A nearly – winner in the Chelsea 2013 competition. Nearly!
Anne Wareham, editor
Chelsea – a little bit familiar? by Alison Levey
When I tell people I am going to The Royal Horticultural Society’s Chelsea Flower Show I generally get one of two reactions: either “ooh, I’ve always wanted to go there, I am intending to do it when I retire”, or “was it a vintage year?” I have been going to the show now for eleven years and in those eleven years I can say that my gardening knowledge has grown vastly; but can I point to one and say it was a vintage year?……no. Was this year a vintage year? ….. no, it was not. It was in some ways better than last year but possibly in the most important way it was not.
It was not in my opinion because it did not challenge me, it did not make me think. Do I want a giant Diarmuid Gavin pyramid c.2012 as my garden, no I do not. Do I admire the challenge and inspiration that created it, yes. That garden did not work well at Chelsea largely as it crowded out some gardens that were around it making it difficult to see any gardens including Diarmuid’s that were near it, it was stealing their real and their lime-light.
Do I want a James Dyson’s 2003 ‘Wrong Garden’ as my garden, no again I do not, but I liked that it made me think, I liked that it made me consider possibilities. How about the 2007 Mars landscape of ‘600 Days with Bradstone’ by Sarah Eberle? It won Best in Show, yet it is probably fair to say that a lot of visitors were not that keen on it, they could not identify with it or see it placed in their garden. Maybe though it was the best in show as it was different, it was not the norm.
This year you could see plenty that you could picture in your garden. It was generally comfortable and familiar. Whilst we can quibble as to whether some had too much hardscaping they were all beautifully and skilfully planted; ferns and cow parsley abounded. The garden that showed that something different, that clear originality of thought was the Best in Show Trailfinders Australian Garden. Why was this different? Did it show groundbreaking design? No, it was a diorama of an imagined Australian landscape and I liked it, I could not accommodate it in my garden yet I enjoyed the spectacle nonetheless.
The most innovative design I saw at Chelsea was found in the Fresh gardens. These are smaller, more entry level gardens but where the explicit intention is to think outside of the box. Sadly this is limited to a small area, an almost missable area and certainly not an area high on the agenda of the television coverage (I could write a whole lot more about the television coverage but then I might start seriously ranting, I will just say that it appears to be quantity not quality).
It is possible that there is no such thing as a vintage year and that if there was it would only be identified through the rosy tinted spectacles of nostalgia.
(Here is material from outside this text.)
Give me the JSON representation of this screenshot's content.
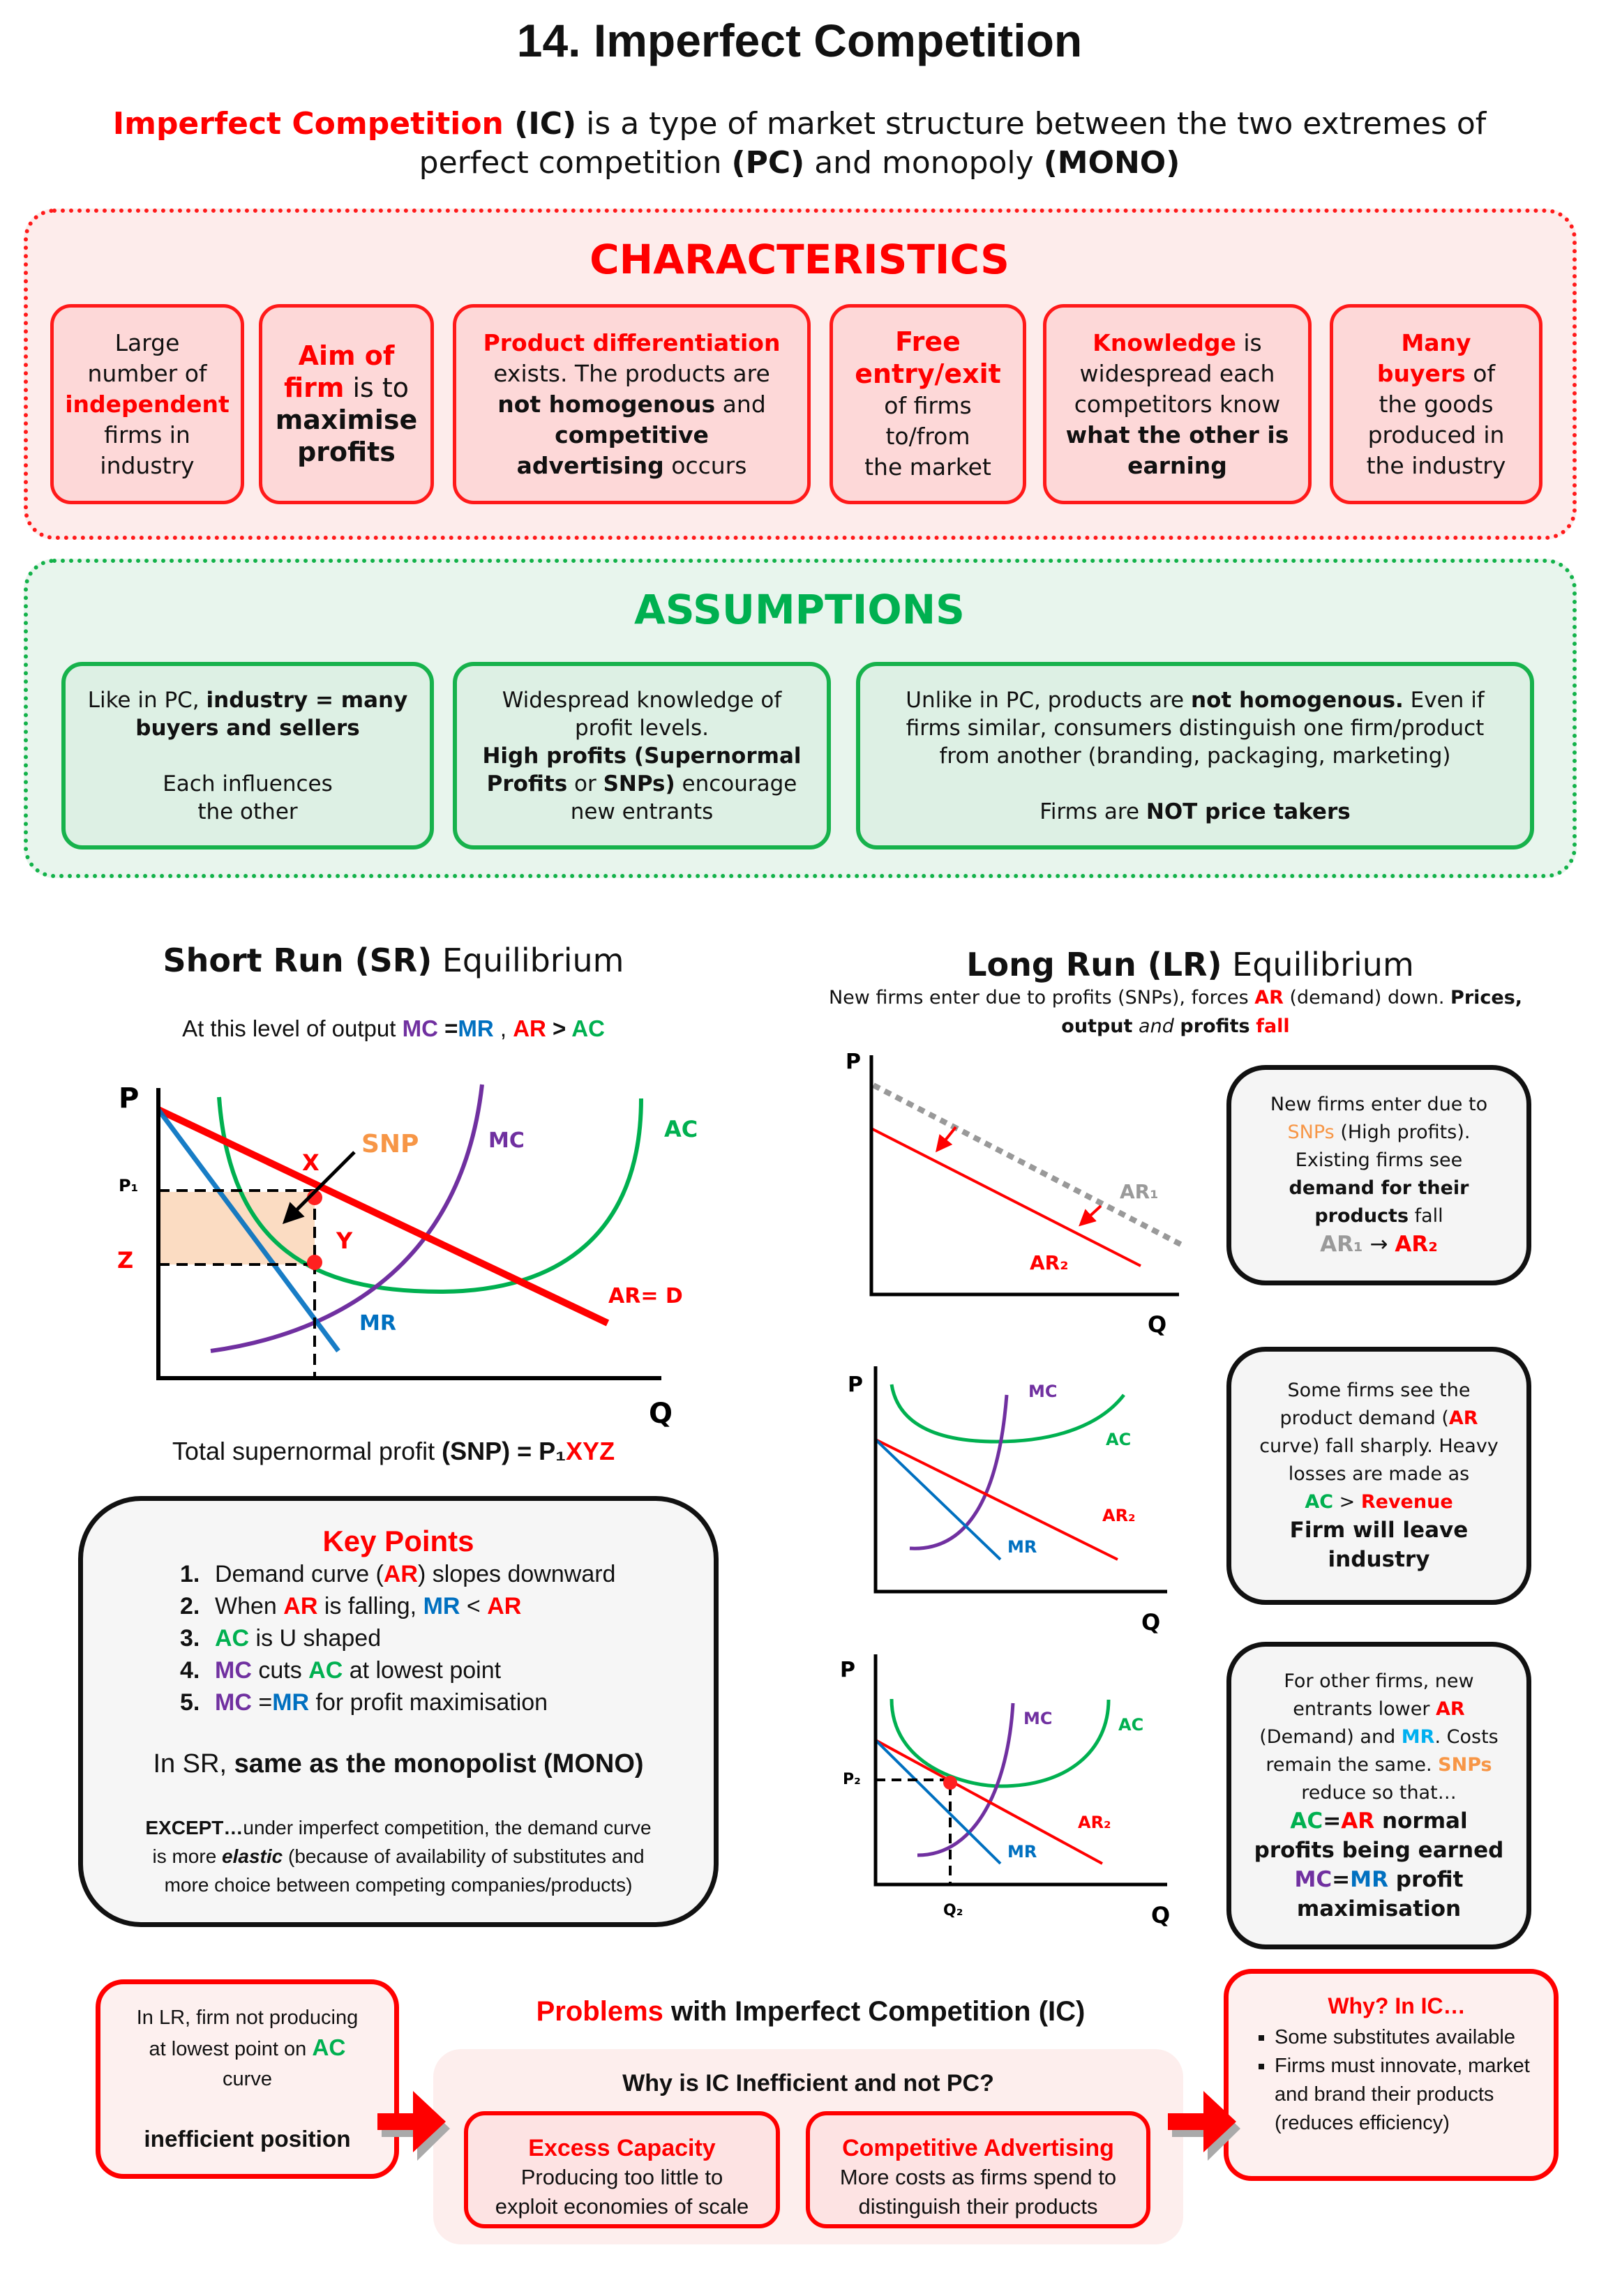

Of course one person’s vintage year could be another’s dull as ditchwater, it is, after all, a subjective opinion.
So does this make the quest for the vintage year futile? Should we be asking what the purpose of Chelsea Flower Show is? Is it to show us what we like or is it to challenge our assumptions and make us consider something new? Currently it seems to be to show us what we like, to reinforce this view they even present a ‘People’s Choice’ award so that just in case the judges do choose something a bit out of the ordinary, ‘the people’ can still have they say and choose something pretty that they like. Not that there is anything wrong with pretty as such, I like my garden to be pretty, I enjoy going to see pretty gardens, I am not averse to pretty at all. Maybe that as two of the gardens I have mentioned were just a little different points to an RHS that wants to celebrate the new and the different but also has to keep an eye to its membership that it cannot afford to upset?
Maybe what I am hoping for is a Chelsea Flower Show that is akin to London Fashion Week? Most of will never aspire to owning a piece of haute-couture design fresh from the catwalks, but we do know that the designs will be watered down and translated and a distant but recognisable cousin will turn up in our high street shops some time later. This is what innovative design is for, to extend our thoughts but also percolate through to our daily lives. Do not only show me what I know I can have, show me what could be.
Except as I write this I realise immediately what the barrier is. The designers who exhibit at Chelsea Flower Show do so to some degree to show what they can create, they want to enhance their reputations and ultimately garner business for themselves. They will not do this if they show things that are too outlandish, too beyond what people might wish to look upon every day as their garden. Also who would sponsor such a garden? The show gardens rely on their sponsors and the sponsors want their brand to be associated with something that people like. So there is the quandary, how do we get to see the new, the unusual and the challenging when what people want to present and what the majority want to see is the familiar? .
Chelsea Flower remains a spectacle I am sure I shall continue to enjoy. I shall do so with the knowledge that the consumer is sovereign, the paying customers will get what they have paid for which is comfortable and pretty with the odd bit of exotic and daring, but all within a very safe zone.